What is needed in this chapter is not just a discussion of how one disaggregates collective dose but also how one defines the relative importance of the various groupings. Before calculating any metric, collective dose, cost or whatever, the optimization team must identify how it will be used and what its value will be. When one is looking at a number of potential alternatives that may be implemented, typically, the local or at most the regional collective dose provides sufficient data to demonstrate which of the alternatives have the lowest or highest potential for collective dose and the alternatives can be ranked on that basis. Similarly, where doses occur in the environment and to the general population, little value for the decision process results from numerous gender, age or national groupings of the doses such disaggregation merely complicates the process. The key is to “disaggregate” the data enough to support a good decision but not overly complicate the comparison of attributes of the alternatives.

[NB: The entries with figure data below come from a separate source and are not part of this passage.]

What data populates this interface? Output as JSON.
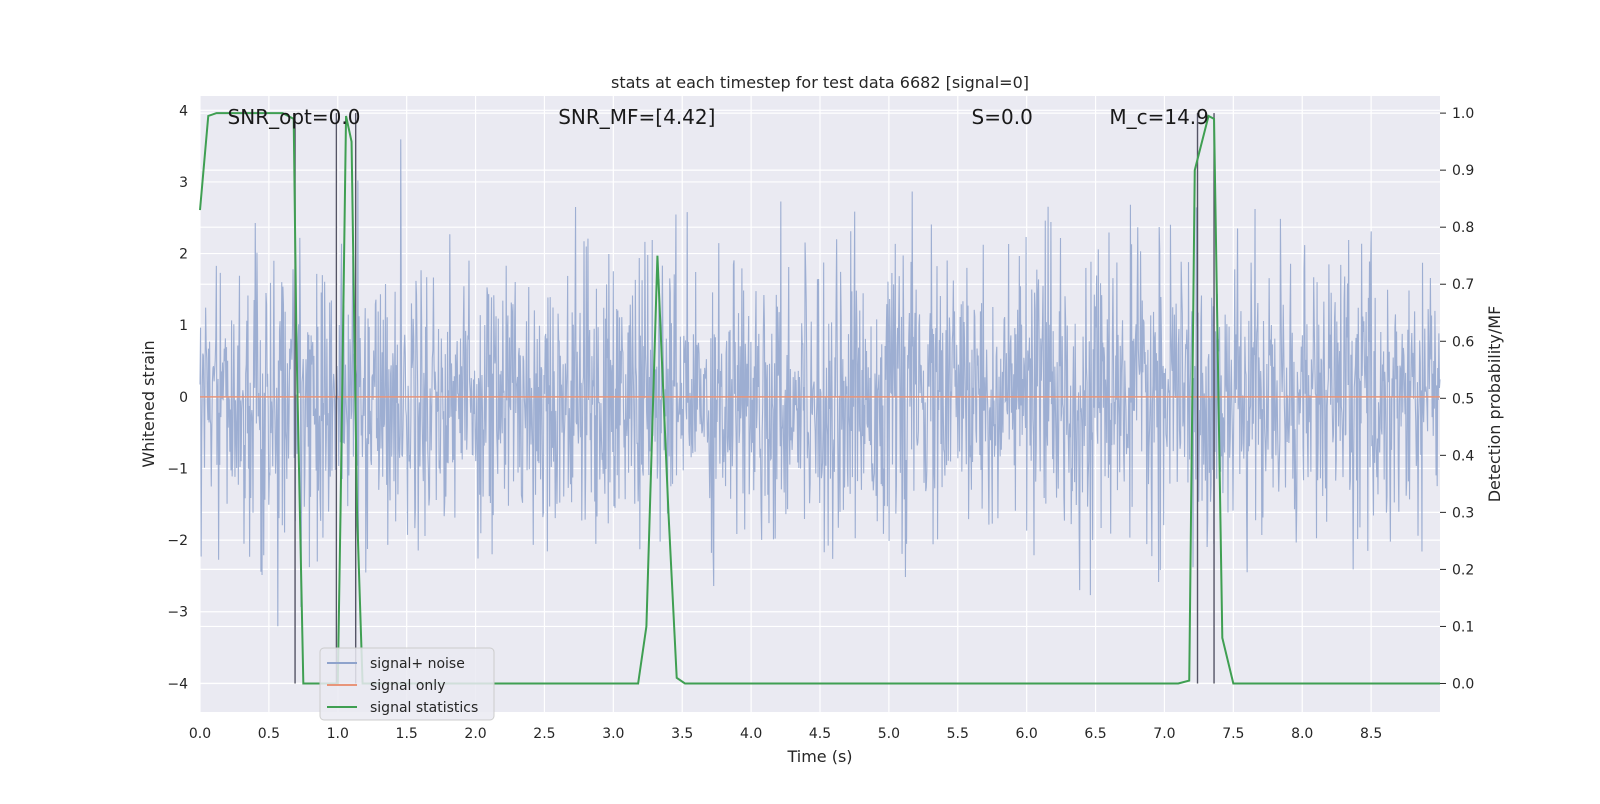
{
  "chart_data": {
    "type": "line",
    "title": "stats at each timestep for test data 6682 [signal=0]",
    "xlabel": "Time (s)",
    "ylabel": "Whitened strain",
    "y2label": "Detection probability/MF",
    "xlim": [
      0.0,
      9.0
    ],
    "ylim": [
      -4.4,
      4.2
    ],
    "y2lim": [
      -0.05,
      1.03
    ],
    "x_ticks": [
      "0.0",
      "0.5",
      "1.0",
      "1.5",
      "2.0",
      "2.5",
      "3.0",
      "3.5",
      "4.0",
      "4.5",
      "5.0",
      "5.5",
      "6.0",
      "6.5",
      "7.0",
      "7.5",
      "8.0",
      "8.5"
    ],
    "y_ticks": [
      "4",
      "3",
      "2",
      "1",
      "0",
      "−1",
      "−2",
      "−3",
      "−4"
    ],
    "y2_ticks": [
      "1.0",
      "0.9",
      "0.8",
      "0.7",
      "0.6",
      "0.5",
      "0.4",
      "0.3",
      "0.2",
      "0.1",
      "0.0"
    ],
    "grid": true,
    "legend_position": "lower-left",
    "annotations": [
      {
        "text": "SNR_opt=0.0",
        "x": 0.2
      },
      {
        "text": "SNR_MF=[4.42]",
        "x": 2.6
      },
      {
        "text": "S=0.0",
        "x": 5.6
      },
      {
        "text": "M_c=14.9",
        "x": 6.6
      }
    ],
    "series": [
      {
        "name": "signal+ noise",
        "color": "#8fa3cc",
        "kind": "noise",
        "approx_envelope": [
          -1.6,
          1.5
        ],
        "peak_range": [
          -3.7,
          3.9
        ]
      },
      {
        "name": "signal only",
        "color": "#e8957a",
        "kind": "flat",
        "value": 0.0
      },
      {
        "name": "signal statistics",
        "color": "#3f9f52",
        "axis": "right",
        "x": [
          0.0,
          0.06,
          0.12,
          0.2,
          0.6,
          0.68,
          0.7,
          0.75,
          0.8,
          1.0,
          1.02,
          1.06,
          1.1,
          1.14,
          1.18,
          1.5,
          3.18,
          3.24,
          3.32,
          3.4,
          3.46,
          3.52,
          7.1,
          7.18,
          7.22,
          7.32,
          7.36,
          7.42,
          7.5,
          7.65,
          8.0,
          9.0
        ],
        "values": [
          0.83,
          0.995,
          1.0,
          1.0,
          1.0,
          0.99,
          0.6,
          0.0,
          0.0,
          0.0,
          0.3,
          0.995,
          0.95,
          0.3,
          0.0,
          0.0,
          0.0,
          0.1,
          0.75,
          0.3,
          0.01,
          0.0,
          0.0,
          0.005,
          0.9,
          0.995,
          0.99,
          0.08,
          0.0,
          0.0,
          0.0,
          0.0
        ]
      }
    ],
    "vertical_markers": [
      0.69,
      0.99,
      1.13,
      7.24,
      7.36
    ]
  }
}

Dose Matrix: The use of the dose matrix will require more effort associated with data analysis. What is not clear is if the increased effort will improve optimization and radiation protection. For occupational radiation protection dose measurements are available, and in many cases, dose registries exist. Thus, it would be relatively easy to increase the level of effort needed to examine radiation dose distributions and other more complex approaches for analyzing worker dose. However, because occupational work is reasonably well defined, collective doses of work groups seem, in most cases, to be sufficient for optimization. For environmental radiation protection, increased analysis may introduce increased uncertainties because of the use of more complex models. The increased uncertainty would cancel the benefit obtained using the more complex models. What would be useful is guidance on when at what times and distances temporal or geographical integration of collective dose should be used for quantitative, or qualitative comparisons or not at all based on the confidence in the data and the outcome of the impact.